Aguardó Calpena a que el golpe de tos se calmase, y cuando hubo pasado, aún tuvo que esperar más tiempo, porque el infeliz tísico se quedó un rato sin respiración, los ojos inyectados, la frente sudorosa, las manos trémulas...

-Pues sí... esta maldita tos no me deja vivir... Si yo no tosiera, sería orador, créame usted... Pues no hay que tomar a mala parte esto de las historias. ¡Tan joven y ya protagonista! Si he de ser franco, no puedo aún decir a usted cosas concretas...

-¿Pues no asegura que lo sabe todo?

-Todo no. Es muy pronto todavía, y aún son pocas las personas que se han fijado en el joven Calpena... Lo que yo he oído no es ofensivo para usted, ni mucho menos.

-Sea lo que quiera, debo saberlo.

-La tos otra vez... Me ahogo...

-¡Demonio! ¿Por qué no toma usted pastillas? Yo se las traeré de la botica más próxima.

-No... gracias... Es inútil. Las he tomado de todas clases, sin sentir el menor alivio.

-Ya pasa... ya puede hablar.

-La verdad, amigo mío, a usted se le tiene en estudio. Sólo he oído formular preguntas, aventurar alguna hipótesis... Conjeturas, presunciones... qué será, qué no será...

-¿Nada más que eso? Pues soy, respecto a mí, el primero de los curiosos investigadores, y yo pregunto también: «¿quién soy?... Calpena ¿quién eres?».

-¿Pero usted no lo sabe?...

Comprendiendo que había ido demasiado lejos en la expresión de sus dudas, D. Fernando se enmendó diciendo: «Sé quién soy; pero en la vida de todo hombre, por clara que aparezca, hay siempre incógnitas que resolver».

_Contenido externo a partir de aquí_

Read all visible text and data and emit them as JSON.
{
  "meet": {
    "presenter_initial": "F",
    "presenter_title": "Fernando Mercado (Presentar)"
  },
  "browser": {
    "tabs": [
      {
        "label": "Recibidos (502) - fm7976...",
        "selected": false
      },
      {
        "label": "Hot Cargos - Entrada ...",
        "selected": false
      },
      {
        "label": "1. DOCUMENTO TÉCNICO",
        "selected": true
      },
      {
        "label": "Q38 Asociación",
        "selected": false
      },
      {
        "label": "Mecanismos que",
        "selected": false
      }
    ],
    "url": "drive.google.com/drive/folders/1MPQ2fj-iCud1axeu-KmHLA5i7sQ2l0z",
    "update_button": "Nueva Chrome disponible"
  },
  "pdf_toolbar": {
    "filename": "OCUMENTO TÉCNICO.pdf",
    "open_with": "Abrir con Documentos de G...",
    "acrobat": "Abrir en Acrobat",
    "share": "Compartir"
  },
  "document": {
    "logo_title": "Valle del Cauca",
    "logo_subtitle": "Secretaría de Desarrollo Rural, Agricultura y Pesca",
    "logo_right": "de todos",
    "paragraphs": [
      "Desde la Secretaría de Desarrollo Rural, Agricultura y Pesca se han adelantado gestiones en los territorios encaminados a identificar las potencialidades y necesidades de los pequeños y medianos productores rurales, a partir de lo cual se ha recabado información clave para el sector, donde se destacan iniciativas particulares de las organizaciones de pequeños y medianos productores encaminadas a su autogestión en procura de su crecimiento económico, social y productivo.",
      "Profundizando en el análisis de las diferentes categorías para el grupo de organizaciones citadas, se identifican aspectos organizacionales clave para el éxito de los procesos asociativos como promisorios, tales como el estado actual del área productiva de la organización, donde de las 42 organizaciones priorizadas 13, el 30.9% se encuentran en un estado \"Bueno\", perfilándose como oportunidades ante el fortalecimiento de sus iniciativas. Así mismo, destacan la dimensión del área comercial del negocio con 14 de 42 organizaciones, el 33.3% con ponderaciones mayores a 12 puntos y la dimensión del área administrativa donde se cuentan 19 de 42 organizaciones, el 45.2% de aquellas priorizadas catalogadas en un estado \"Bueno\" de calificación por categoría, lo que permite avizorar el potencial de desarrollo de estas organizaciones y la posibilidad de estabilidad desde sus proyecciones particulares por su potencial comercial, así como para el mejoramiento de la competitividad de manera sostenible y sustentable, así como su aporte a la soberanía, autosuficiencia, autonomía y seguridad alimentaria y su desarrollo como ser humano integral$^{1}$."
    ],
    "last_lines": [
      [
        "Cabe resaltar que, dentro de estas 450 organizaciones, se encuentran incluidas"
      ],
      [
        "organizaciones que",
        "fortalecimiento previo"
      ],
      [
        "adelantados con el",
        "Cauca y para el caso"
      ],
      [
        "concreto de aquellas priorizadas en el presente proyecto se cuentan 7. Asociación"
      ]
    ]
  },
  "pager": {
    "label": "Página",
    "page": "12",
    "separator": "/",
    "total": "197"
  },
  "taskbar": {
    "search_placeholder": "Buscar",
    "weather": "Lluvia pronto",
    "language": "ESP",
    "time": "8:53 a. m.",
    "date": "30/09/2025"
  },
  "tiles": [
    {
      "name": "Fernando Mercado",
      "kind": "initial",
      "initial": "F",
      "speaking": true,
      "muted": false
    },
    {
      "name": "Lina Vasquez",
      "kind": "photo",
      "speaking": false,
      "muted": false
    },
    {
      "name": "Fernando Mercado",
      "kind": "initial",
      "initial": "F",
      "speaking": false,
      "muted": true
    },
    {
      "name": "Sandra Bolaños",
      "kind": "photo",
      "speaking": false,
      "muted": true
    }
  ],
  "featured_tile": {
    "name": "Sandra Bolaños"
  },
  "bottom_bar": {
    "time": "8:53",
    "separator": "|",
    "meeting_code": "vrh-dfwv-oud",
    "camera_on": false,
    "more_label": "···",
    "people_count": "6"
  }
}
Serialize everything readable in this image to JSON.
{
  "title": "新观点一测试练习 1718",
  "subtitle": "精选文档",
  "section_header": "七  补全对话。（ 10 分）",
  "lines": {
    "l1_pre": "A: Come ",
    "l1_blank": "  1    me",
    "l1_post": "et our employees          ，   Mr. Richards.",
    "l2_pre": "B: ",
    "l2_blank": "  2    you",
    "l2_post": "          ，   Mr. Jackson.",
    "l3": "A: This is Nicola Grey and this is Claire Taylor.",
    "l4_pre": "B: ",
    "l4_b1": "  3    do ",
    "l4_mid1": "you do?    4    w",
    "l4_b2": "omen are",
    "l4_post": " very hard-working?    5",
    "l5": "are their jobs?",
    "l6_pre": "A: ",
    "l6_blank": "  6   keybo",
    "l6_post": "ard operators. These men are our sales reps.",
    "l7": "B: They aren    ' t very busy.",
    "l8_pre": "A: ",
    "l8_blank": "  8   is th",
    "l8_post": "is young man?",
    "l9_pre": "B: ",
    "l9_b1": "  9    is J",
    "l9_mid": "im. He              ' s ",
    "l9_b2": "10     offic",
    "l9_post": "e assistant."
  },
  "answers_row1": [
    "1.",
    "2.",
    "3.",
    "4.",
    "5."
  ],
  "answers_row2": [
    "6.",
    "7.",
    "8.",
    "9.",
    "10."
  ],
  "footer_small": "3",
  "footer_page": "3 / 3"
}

-¿De modo que no sabe usted todo lo que le concierne?

-Hombre, todo, todo precisamente, no.

-Pero sí sabrá quién le recomendó para la plaza que hoy ocupa en el Ministerio.

-Juro a usted que lo ignoro.

-Las recomendaciones toman en este país giros muy extraños, y ofrecen a veces concomitancias increíbles. A mí, para que me dieran la plaza mísera que tengo, me recomendó la persona más opuesta a mis ideas, D. Antonio Zarco del Valle, a quien interesé por el ama de cría de uno de sus niños. Por un empleado del personal he sabido que en el libro donde constan los padrinos de cada empleado, figura usted como hechura y ahijado del propio Mendizábal, lo que nadie extrañará, porque bien podría el Ministro ser amigo, deudo de su familia de usted.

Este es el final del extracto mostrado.